Abstract Interconnecting results of previous OMICs studies is of major importance for identifying novel underlying causes of male infertility. To date, information can be accessed mainly through literature search engines and raw data repositories. However, both have limited capacity in identifying relevant publications based on aggregated research results e.g. genes mentioned in images and supplements. To address this gap, we present the Male Fertility Gene Atlas (MFGA), a web tool that enables standardised representation and search of aggregated result data of scientific publications. An advanced search function is provided for querying research results based on study conditions/phenotypes, meta information and genes returning the exact tables and figures from the publications fitting the search request as well as a list of most frequently investigated genes.
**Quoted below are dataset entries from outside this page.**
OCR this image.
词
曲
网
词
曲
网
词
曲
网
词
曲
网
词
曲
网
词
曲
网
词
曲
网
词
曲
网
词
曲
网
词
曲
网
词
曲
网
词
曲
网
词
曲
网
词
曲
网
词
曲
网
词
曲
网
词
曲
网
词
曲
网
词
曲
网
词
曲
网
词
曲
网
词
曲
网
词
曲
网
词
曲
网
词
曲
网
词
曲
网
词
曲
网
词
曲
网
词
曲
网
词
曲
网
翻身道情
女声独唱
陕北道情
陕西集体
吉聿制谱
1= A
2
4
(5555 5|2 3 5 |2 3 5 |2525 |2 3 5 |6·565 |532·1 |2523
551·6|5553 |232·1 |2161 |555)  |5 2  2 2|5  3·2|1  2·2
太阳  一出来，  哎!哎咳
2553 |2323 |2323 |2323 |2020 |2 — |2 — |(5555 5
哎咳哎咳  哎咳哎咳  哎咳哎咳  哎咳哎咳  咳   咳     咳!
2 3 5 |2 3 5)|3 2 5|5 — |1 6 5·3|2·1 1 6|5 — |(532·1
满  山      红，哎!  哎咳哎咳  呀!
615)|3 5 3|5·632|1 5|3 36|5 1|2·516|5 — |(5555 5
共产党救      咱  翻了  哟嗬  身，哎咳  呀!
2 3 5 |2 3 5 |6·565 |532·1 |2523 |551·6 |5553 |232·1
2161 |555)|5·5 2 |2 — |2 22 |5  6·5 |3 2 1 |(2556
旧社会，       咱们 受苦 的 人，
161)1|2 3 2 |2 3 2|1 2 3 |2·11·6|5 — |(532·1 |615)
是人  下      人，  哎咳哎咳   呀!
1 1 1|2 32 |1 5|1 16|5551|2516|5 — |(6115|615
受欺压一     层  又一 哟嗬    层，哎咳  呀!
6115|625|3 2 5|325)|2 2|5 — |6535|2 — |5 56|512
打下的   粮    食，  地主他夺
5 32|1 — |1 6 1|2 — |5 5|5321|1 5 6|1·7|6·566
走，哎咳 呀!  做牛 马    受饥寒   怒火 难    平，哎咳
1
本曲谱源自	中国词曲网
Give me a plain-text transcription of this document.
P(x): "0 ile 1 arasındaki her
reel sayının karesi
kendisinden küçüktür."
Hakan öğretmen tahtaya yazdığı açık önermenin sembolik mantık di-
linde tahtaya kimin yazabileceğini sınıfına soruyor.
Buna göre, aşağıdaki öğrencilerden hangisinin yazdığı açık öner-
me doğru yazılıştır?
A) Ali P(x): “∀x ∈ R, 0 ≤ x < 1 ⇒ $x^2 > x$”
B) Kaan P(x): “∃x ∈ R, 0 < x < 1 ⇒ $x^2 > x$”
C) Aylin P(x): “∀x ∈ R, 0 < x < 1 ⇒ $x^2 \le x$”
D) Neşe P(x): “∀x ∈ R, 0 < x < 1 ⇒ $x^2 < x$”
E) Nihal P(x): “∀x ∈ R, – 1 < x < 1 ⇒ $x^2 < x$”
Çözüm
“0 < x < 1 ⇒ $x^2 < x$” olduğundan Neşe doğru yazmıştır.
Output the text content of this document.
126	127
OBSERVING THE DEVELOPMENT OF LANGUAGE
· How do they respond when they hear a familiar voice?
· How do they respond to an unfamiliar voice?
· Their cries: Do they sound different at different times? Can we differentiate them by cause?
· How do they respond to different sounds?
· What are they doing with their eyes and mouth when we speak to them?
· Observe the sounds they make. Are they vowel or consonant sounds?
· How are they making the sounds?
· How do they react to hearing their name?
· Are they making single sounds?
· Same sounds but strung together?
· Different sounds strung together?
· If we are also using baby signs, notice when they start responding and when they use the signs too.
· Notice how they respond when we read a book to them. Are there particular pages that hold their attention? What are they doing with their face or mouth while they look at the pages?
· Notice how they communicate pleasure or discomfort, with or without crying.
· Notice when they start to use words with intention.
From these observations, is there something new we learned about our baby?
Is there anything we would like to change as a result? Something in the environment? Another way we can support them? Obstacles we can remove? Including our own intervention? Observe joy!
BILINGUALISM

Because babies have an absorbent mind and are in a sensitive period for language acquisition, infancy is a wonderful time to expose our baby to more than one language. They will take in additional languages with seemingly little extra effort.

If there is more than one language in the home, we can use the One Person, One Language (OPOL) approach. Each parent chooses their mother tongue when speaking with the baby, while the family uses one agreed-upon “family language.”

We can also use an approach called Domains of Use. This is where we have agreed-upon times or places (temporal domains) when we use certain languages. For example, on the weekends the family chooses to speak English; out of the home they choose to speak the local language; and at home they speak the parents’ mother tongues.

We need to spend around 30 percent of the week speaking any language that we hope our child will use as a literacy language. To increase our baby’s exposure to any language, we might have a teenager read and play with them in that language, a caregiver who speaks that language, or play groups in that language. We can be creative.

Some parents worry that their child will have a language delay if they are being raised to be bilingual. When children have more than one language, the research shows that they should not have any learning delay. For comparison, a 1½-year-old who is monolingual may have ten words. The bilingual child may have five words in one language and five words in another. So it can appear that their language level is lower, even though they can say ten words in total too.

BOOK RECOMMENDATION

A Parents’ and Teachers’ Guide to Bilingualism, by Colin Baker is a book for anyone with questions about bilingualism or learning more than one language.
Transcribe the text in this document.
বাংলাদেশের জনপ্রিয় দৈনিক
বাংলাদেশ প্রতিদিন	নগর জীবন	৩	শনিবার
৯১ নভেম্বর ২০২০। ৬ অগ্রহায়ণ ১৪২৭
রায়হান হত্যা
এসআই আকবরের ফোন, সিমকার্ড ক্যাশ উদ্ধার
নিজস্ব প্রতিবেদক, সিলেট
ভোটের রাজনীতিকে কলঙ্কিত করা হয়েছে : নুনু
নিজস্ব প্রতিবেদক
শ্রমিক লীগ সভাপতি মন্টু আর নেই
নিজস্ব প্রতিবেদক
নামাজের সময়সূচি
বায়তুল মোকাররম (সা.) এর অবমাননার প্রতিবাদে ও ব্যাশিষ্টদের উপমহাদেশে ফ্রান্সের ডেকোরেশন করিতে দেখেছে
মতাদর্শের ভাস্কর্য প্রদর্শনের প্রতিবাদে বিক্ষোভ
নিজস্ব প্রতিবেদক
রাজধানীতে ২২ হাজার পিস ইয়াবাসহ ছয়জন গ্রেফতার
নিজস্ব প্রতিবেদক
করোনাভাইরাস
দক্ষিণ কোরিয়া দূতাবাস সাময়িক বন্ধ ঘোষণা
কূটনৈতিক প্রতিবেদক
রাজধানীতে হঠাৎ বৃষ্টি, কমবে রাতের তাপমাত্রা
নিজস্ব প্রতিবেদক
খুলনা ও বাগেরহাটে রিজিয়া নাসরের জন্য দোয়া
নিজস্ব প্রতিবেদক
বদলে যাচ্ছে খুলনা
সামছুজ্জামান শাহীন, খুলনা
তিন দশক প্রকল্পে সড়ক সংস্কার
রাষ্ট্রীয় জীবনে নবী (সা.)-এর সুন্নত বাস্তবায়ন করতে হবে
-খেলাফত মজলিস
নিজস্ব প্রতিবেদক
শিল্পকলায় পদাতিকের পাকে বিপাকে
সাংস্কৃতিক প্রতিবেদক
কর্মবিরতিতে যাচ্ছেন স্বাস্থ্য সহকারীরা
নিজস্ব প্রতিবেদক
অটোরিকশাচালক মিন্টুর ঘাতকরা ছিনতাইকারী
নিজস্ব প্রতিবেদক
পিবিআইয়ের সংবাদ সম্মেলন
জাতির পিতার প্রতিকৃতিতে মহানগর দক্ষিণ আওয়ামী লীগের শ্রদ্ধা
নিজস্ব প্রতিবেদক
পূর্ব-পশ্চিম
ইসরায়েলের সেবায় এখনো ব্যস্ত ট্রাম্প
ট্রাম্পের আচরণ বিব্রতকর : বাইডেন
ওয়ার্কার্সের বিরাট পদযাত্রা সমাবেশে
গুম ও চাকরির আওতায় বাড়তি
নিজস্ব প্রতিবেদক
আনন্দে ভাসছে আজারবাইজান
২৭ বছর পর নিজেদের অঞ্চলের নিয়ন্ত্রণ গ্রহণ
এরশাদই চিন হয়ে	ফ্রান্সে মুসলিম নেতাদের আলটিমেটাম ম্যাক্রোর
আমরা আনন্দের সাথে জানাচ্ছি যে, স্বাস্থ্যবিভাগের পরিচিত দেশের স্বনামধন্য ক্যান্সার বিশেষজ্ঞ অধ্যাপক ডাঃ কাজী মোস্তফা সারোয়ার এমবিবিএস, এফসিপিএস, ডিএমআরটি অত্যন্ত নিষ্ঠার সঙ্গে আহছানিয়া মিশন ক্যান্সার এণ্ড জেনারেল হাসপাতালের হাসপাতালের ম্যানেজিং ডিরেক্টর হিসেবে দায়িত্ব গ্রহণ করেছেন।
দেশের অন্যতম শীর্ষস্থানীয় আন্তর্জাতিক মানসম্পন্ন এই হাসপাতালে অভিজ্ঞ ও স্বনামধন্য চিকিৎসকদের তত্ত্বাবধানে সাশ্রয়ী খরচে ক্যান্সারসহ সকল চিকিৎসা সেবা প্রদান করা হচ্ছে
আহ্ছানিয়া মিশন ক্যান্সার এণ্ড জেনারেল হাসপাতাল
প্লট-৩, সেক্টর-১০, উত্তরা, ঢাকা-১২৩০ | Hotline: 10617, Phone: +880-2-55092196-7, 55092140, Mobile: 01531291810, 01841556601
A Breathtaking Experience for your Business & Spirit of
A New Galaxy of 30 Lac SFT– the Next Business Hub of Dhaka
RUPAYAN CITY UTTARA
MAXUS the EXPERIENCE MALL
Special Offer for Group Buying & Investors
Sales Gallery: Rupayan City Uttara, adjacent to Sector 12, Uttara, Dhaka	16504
As basic prerequisite, a flexible data model that can accommodate and structure a very broad range of meta information, data tables and images was designed and implemented for the system. The first version of the system is published at the URL https://mfga.uni-muenster.de and contains a set of 46 representative publications. Currently, study data for 28 different tissue types, 32 different cell types and 20 conditions is available. Also, ∼5,000 distinct genes have been found to be mentioned in at least ten of the publications. As a result, the MFGA is a valuable addition to available tools for research on the epi-/genetics of male infertility. The MFGA enables a more targeted search and interpretation of OMICs data on male infertility and germ cells in the context of relevant publications. Moreover, its capacity for aggregation allows for meta-analyses and data mining with the potential to reveal novel insights into male infertility based on available data.